One in three mistrust charities, poll finds

'Donor fatigue' has set in among people who want groups to be more accountable and more open about where cash goes, a survey shows.

A UN peacekeeper guards a food distribution point in Port-au-Prince on March 12, 2010. Two months after Haiti's January 12 earthquake, aids groups were still scrambling Friday to provide for the 1.3 million people left homeless amid growing insecurity in Port-au-Prince. The kidnapping of two female aid workers, a Belgian and a Czech, cast a shadow over the relief operations carried out by more than 300 foreign organizations in Haiti.       AFP PHOTO/Thony BELIZAIRE *** Local Caption ***  070737-01-08.jpg *** Local Caption ***  070737-01-08.jpg

Poor exposure and transparency are being blamed for the results of a survey that found a third of respondents do not trust charities in the region. While some charity officials rejected the findings of the recent YouGov Siraj online survey as invalid, others acknowledged a failure of communication and a strong need for accountability to the public on the part of charities.

In the survey, 35 per cent of respondents indicated that they do not trust local charitable organisations in the Middle East, and 32 per cent said they refused to donate to the charities because they did not have a wide enough reach. "It may be that those who are not donating could be sceptical about how well their money will be spent or not sure of the process's integrity," said Iman Annab, the chief executive of YouGov Siraj.

"The findings indicate that there seems to be a need for greater transparency surrounding the donation process and charitable foundations across the Middle East." The survey polled more than 2,600 Middle Eastern residents, more than a quarter of whom were from the UAE. The rest were from Saudi Arabia, Jordan and Egypt.

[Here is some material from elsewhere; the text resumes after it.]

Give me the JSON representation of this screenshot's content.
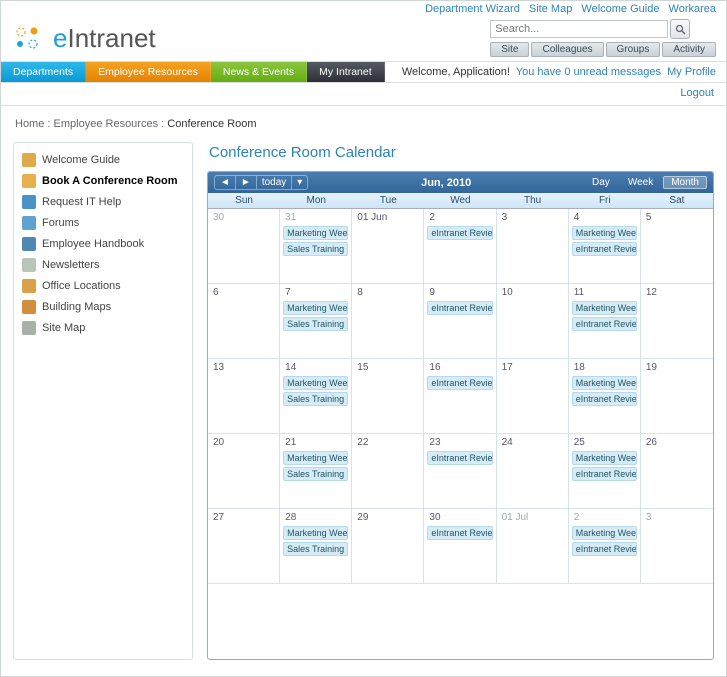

The Red Crescent Society, which is responsible for regulating all charities in the UAE, dismissed the results.

"We reject completely the findings of this report," said Abdulrahman al Tenaiji, a spokesman for the Red Crescent in the UAE. "We have credibility, and international organisations like the United Nations recognise the UAE's contributions." However, he acknowledged that the inability of charities to showcase results on the ground contributed to a lack of trust among donors and a perception that philanthropies are not transparent.

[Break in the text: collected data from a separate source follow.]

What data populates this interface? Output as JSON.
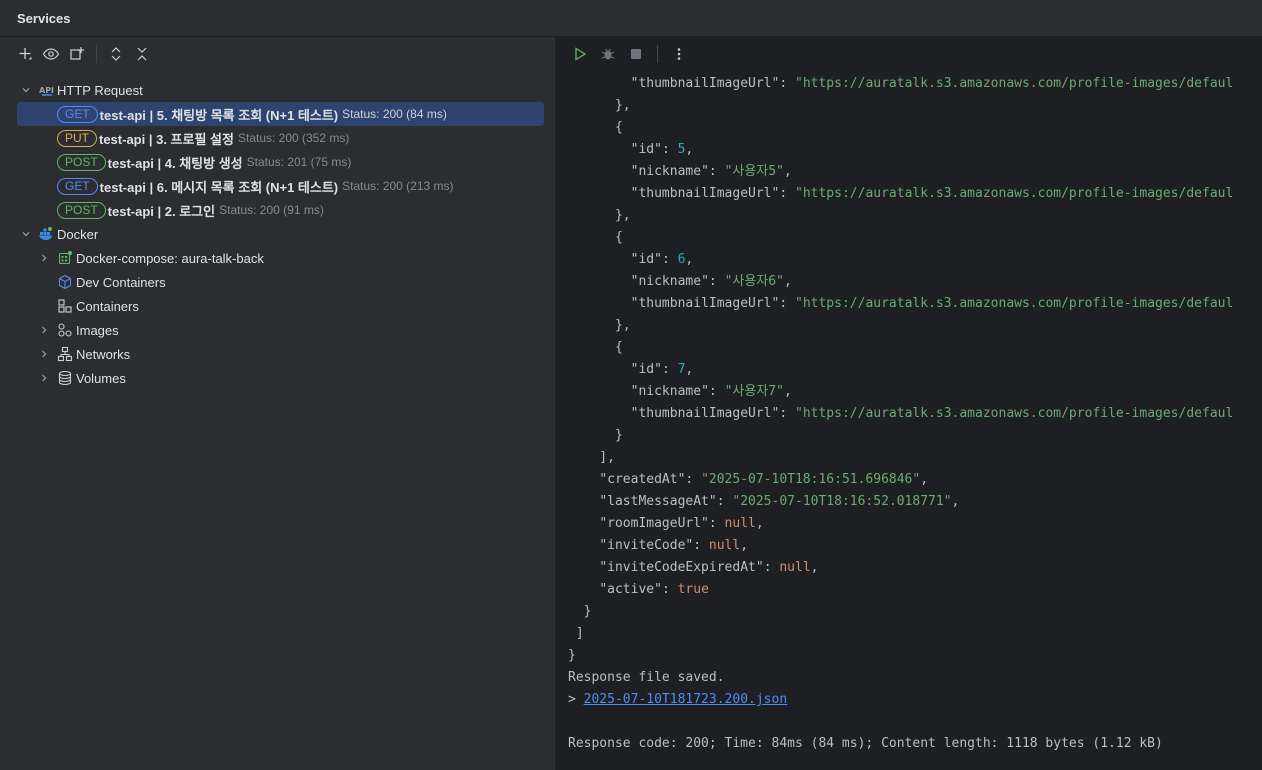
{
  "window": {
    "title": "Services"
  },
  "tree": {
    "http_group": "HTTP Request",
    "requests": [
      {
        "method": "GET",
        "name": "test-api  |  5. 채팅방 목록 조회 (N+1 테스트)",
        "status": "Status: 200 (84 ms)"
      },
      {
        "method": "PUT",
        "name": "test-api  |  3. 프로필 설정",
        "status": "Status: 200 (352 ms)"
      },
      {
        "method": "POST",
        "name": "test-api  |  4. 채팅방 생성",
        "status": "Status: 201 (75 ms)"
      },
      {
        "method": "GET",
        "name": "test-api  |  6. 메시지 목록 조회 (N+1 테스트)",
        "status": "Status: 200 (213 ms)"
      },
      {
        "method": "POST",
        "name": "test-api  |  2. 로그인",
        "status": "Status: 200 (91 ms)"
      }
    ],
    "docker_group": "Docker",
    "docker_items": [
      {
        "label": "Docker-compose: aura-talk-back",
        "icon": "docker-compose-icon",
        "expandable": true
      },
      {
        "label": "Dev Containers",
        "icon": "cube-icon",
        "expandable": false
      },
      {
        "label": "Containers",
        "icon": "containers-icon",
        "expandable": false
      },
      {
        "label": "Images",
        "icon": "images-icon",
        "expandable": true
      },
      {
        "label": "Networks",
        "icon": "networks-icon",
        "expandable": true
      },
      {
        "label": "Volumes",
        "icon": "volumes-icon",
        "expandable": true
      }
    ]
  },
  "console": {
    "url_text": "\"https://auratalk.s3.amazonaws.com/profile-images/defaul",
    "key_id": "\"id\"",
    "key_nickname": "\"nickname\"",
    "key_thumb": "\"thumbnailImageUrl\"",
    "users": [
      {
        "id": "5",
        "nickname": "\"사용자5\""
      },
      {
        "id": "6",
        "nickname": "\"사용자6\""
      },
      {
        "id": "7",
        "nickname": "\"사용자7\""
      }
    ],
    "createdAt_key": "\"createdAt\"",
    "createdAt_val": "\"2025-07-10T18:16:51.696846\"",
    "lastMessageAt_key": "\"lastMessageAt\"",
    "lastMessageAt_val": "\"2025-07-10T18:16:52.018771\"",
    "roomImageUrl_key": "\"roomImageUrl\"",
    "inviteCode_key": "\"inviteCode\"",
    "inviteCodeExpiredAt_key": "\"inviteCodeExpiredAt\"",
    "active_key": "\"active\"",
    "null_val": "null",
    "true_val": "true",
    "saved_msg": "Response file saved.",
    "saved_prefix": "> ",
    "saved_file": "2025-07-10T181723.200.json",
    "summary": "Response code: 200; Time: 84ms (84 ms); Content length: 1118 bytes (1.12 kB)"
  },
  "colors": {
    "get": "#548af7",
    "put": "#d6ae58",
    "post": "#5fb865",
    "selected": "#2e436e"
  }
}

Mr al Tenaiji blamed the media, which, he said, were less interested in humanitarian stories. "The media is not responsive to humanitarian work and doesn't show the whole picture, so our credibility and transparency are undermined with the donor." He added that charitable work in the UAE was "not tainted or narcissistic" and gave equal opportunities to nationals and expatriates. Ms Annab indicated that, despite the presence of regulations, there was no communication of these safeguards.

"Although governments may already have a system in place to regulate charities and ensure that funds are not misappropriated, a large portion of the public seems not to be aware of any," she said. "To increase trust, and therefore encourage donations, it is important to find a mechanism by which the public is made aware of this." George Vitty, the chief executive of Nahtam, a UAE group that promotes social responsibility projects, said that a lack of communication was the main hurdle preventing transparency within charities. It was hard for donors, given the cosmopolitan culture of the UAE, to get the Red Crescent's message, since it communicated mostly in Arabic.

The Red Crescent's position as the only group overseeing the collection of donations, as well as sending donations overseas, could inhibit a quick response to a sudden international call for aid, said Mr Vitty, and there could be advantages to having more authorised groups. But accountability to the Red Crescent also had its strong suits, according to Nasser al Nuaimi, the former manager of the chairman's office at the organisation.

Official agreements by the International Committee of the Red Cross allow the Red Crescent to deliver aid in locations that other groups might struggle with, and it helped to prevent groups from collecting money from donors that would be laundered and then used to finance illegal arms trading during the First Gulf War and the Second Gulf War, Mr al Nuaimi said. There were legitimate concerns surrounding charities when it came to how the donations were spent, said Lola Lopez, a social worker and the founder of Volunteer in Dubai, a group that helps local charity groups and events.

Some event companies spent exorbitantly on projects the donors would surely not approve of and could be obtained without cost from willing community members, she said. She cited a local organisation that wanted to pay Dh20,000 (US$5,450) to book models for a photo shoot for their website, and another that refused to accept a donated plasma TV because it was second-hand, choosing instead to splurge on a new model.

"Charities here have been mollycoddled for far too long," said Ms Lopez. "Being in an affluent country, they're used to having money coming in so they just spend it easily." She said some companies also abused the requirements for setting up charity events, often sending as little as five per cent of profit from the events to bereaved groups. While the Government could ensure that the money was delivered, there was no requirement for how much the company was obliged to send, she said.

All these factors had led to "donor fatigue" said Ms Lopez, who was not surprised at the low levels of trust for charities, saying there should be "way more transparency". "If they are behaving honourably there is no reason why they can't make accounts visible to the public," she said. "It shouldn't be private. After all, it's the public's money."